The Private sector has expressed dissatisfaction over the budget announcement and endorsement in the parliament last week, stating that some of the issues included are going to affect negatively the performance of businesses as they are a multiplier effect.
Even as the Private Sector through its umbrella body participated in budget think tank and presented its position paper on the proposed budget framework, nothing was included in the budget speech.
The proposals were also submitted to Budget Parliamentary Committee
“This means that our participation in the think tank was a waste of time. We are not happy with this,” said Tanzania Private Sector Foundation Executive Director Godfrey Simbeye.
Tanzania is geographically and strategically located in such away it can be the source of goods, services and food to other African countries and away from Africa. But this is not being released partly because the potential we have is not maximally utilized.
To make Tanzania businesses more competitive domestically and in the economic regions we requested the Government to propose taxes that are healthy, supportive and will promote the growth and expansion of the existing businesses and attract new investments especially in the rural areas.
Among the recommendations made to the government for inclusion on the finance bill was exemption of Value Added Tax (VAT) on tourism.
The private sector proposed that tourist operation should be exempted inoder to make Tanzania tourism competitive. Much as Tanzania has a comparative advantage by having more tourist sites but the country’s pricing packages are making tourism services not to be competitive.
“But to our surprise clause 104 (g) – Item 21 of the VAT Act is deleted and therefore VAT will be charged on tourism services against the private sector proposal, this is very sad and will do no good to the tourism sector than harm,” said Mr Simbeye.
Tourism in the past few years has been the number one foreign exchange earner beating gold and other traditional exports. According to the Bank of Tanzania statistics released in April this year the country earned $2.3 billion in the year ending March 2016 from tourism. Manufactured goods brought in the country as low as $1.4 billion and gold brought as low as $1.3 billion.
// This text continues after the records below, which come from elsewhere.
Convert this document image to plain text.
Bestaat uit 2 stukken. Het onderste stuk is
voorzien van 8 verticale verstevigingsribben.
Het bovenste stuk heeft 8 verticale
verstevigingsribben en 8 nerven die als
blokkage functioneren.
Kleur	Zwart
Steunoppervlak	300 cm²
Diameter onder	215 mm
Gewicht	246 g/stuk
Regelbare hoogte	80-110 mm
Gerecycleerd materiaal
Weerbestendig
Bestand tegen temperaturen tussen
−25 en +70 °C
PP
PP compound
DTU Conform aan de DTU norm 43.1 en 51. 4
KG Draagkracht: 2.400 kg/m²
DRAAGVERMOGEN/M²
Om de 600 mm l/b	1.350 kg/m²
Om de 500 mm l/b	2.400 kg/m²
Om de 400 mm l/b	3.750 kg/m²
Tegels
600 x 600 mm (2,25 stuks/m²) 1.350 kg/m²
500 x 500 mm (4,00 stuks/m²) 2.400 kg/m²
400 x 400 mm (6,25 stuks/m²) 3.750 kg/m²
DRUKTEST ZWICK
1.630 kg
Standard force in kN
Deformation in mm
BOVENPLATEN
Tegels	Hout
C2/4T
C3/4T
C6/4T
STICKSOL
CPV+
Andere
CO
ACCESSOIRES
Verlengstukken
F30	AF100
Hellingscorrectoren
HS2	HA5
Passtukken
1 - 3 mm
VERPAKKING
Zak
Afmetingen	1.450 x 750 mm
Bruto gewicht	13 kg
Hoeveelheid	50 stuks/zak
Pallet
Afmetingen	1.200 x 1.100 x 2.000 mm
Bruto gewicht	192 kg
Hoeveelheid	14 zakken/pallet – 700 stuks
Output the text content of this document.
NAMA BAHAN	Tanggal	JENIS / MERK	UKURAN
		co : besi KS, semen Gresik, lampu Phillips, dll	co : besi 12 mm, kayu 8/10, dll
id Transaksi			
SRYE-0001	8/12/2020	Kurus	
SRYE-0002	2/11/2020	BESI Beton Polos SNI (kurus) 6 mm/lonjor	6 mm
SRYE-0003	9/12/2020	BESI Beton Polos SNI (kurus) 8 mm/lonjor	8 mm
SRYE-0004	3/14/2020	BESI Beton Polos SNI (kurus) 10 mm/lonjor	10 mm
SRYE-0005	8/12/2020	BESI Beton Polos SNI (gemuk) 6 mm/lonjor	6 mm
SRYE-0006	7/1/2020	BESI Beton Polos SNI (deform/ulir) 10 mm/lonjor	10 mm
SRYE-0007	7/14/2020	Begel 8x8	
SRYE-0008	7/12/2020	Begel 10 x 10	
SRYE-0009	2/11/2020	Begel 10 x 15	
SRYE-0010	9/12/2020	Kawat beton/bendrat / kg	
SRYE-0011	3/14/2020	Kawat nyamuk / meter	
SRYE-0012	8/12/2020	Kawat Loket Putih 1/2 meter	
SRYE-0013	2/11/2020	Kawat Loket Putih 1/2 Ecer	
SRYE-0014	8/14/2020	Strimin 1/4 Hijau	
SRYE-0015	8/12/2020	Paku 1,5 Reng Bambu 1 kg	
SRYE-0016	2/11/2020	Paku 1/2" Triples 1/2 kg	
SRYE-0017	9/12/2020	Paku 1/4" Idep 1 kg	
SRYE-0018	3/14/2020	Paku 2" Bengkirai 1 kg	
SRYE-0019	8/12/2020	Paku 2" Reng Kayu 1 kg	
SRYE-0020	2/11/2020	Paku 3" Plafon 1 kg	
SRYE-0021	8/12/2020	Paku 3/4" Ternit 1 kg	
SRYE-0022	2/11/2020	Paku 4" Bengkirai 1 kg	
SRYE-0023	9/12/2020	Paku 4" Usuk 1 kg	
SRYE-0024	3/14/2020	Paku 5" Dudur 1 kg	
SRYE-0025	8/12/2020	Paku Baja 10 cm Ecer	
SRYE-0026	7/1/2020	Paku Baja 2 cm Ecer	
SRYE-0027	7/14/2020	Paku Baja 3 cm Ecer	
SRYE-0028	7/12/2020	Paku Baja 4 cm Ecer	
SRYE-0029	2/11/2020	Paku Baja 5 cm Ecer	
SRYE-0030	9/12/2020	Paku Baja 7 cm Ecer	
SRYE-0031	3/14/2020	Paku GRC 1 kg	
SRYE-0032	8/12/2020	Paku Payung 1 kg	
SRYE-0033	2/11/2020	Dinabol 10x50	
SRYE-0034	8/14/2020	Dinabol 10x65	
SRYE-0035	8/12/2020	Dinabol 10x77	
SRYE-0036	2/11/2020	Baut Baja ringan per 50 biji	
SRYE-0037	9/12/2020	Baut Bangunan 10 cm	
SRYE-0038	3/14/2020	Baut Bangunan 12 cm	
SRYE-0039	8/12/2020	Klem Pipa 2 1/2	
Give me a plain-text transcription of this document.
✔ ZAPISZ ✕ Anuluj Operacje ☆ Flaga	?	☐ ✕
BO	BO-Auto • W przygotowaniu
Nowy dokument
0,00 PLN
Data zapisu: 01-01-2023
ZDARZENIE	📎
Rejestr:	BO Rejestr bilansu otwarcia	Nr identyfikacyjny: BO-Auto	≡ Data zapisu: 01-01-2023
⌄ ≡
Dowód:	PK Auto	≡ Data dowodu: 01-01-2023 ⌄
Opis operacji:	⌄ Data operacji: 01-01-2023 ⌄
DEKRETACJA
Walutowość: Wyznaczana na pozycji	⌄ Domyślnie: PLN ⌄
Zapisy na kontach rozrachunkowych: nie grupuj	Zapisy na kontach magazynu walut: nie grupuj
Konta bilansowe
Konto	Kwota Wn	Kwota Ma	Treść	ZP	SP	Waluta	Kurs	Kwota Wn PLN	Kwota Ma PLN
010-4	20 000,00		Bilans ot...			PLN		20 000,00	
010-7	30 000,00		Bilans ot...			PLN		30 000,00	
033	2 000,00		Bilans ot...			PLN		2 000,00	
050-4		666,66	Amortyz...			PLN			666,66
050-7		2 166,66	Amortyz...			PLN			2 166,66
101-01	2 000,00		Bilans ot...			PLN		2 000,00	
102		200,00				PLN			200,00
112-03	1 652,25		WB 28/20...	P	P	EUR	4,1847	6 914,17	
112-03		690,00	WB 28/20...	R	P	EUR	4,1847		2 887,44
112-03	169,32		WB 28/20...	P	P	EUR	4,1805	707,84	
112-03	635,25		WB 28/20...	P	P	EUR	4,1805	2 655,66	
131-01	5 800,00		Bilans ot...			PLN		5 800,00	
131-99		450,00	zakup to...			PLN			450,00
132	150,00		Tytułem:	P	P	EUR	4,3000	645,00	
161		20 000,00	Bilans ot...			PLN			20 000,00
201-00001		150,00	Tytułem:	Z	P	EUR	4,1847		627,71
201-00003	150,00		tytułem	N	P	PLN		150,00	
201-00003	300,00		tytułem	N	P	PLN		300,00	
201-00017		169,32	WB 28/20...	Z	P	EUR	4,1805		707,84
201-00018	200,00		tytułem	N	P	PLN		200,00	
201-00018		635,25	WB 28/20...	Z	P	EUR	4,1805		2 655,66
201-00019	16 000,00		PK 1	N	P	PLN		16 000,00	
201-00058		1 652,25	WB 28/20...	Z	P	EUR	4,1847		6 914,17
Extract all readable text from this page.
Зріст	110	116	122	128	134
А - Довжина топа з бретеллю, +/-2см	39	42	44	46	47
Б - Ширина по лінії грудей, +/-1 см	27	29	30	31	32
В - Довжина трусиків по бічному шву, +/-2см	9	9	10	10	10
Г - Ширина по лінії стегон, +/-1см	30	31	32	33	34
The World Travel & Tourism Council (WTTC) released a report in 2014 forecasting the number of direct employment in the travel and tourism sector to fall 0.4 per cent to 401000 jobs.
Travel and tourism generated 402500 direct jobs in 2013 equivalent to 3.8 per cent of the country’s Gross Domestic Product (GDP).
“Adding VAT on tourism will not only affect income but also employment offered to Tanzanians.”
Another saddening observation included in the endorsed finance bill which will affect the tourism sector is not exempting aircraft lease and maintenance from paying VAT as per private sector proposal. This will affect dearly the local tourism sector as competitors like Kenya and South Africa has no such taxes.
Tourist stakeholders revealed that the cost of leasing an aircraft ranges between 1.5 per cent and 2 per cent of the value of the aircraft per month, imposing VAT on leases will have a devastating effect on operators and will raise relatively little revenue for the treasury.
The private sector is also on the view that VAT on Financial services including bank charges and insurance should be exempted. VAT exemption on financial services was granted just a year ago after lengthy discussions. VAT on such services will have serious negative effects in the already ongoing national efforts regarding financial inclusion.
“We submitted that revenue raising measures must be fair and economically efficient. Ill-conceived tax changes may raise revenue in the short-run but will eventually hinder economic growth over the longer-term.”
Clause 10 – Section 124 (6A) (b) is amended to capture excise duty of 10 per cent on mobile money payment service. Thus both transfer and payment services will be subjected to excise duty. The aim of this proposal is to cover all income received by telecommunication service in the provision of mobile money services.
The private sector believes that the increase in charges is likely to deter/check the rate of broader financial inclusion especially for the low income predominantly rural unbanked population.
It will also affect employees who receive their salaries through banks and subsequently into the mobile money system. The employee will be taxed when transferring his salary from his bank account to mobile wallet form convenience but will be taxed again when withdrawing his money from mobile money system.
The government’s decision to repel the current section 76 and replaces it with a new section 76 which introduces interests for late tax payments by 5% immediately after the due date and for every period of 30 days or part thereof. This means Interest on late payment has been increased to 5% per month for each month that the tax remains unpaid, from the previous statutory rate of 12% plus 5% both per annum.
The private sector believes that this is extremely punitive since it disregards the statutory rate that is annual and considers a 5% of tax unpaid for each month that the tax it remains unsettled. It is not friendly given the challenges in the economy that are faced by taxpayers as they struggle to get cash flow in their businesses.
“TPSF would like the Government and the General Public to know that, the Private Sector in Tanzania totally support the Government to increase its revenue collections by collecting various taxes. One of the criteria to belong in the business associations is to be a tax payer and a formal business. Therefore it should be known whoever indulging in any activities leading to avoidance of tax payments is not one of us,” said Mr Simbeye.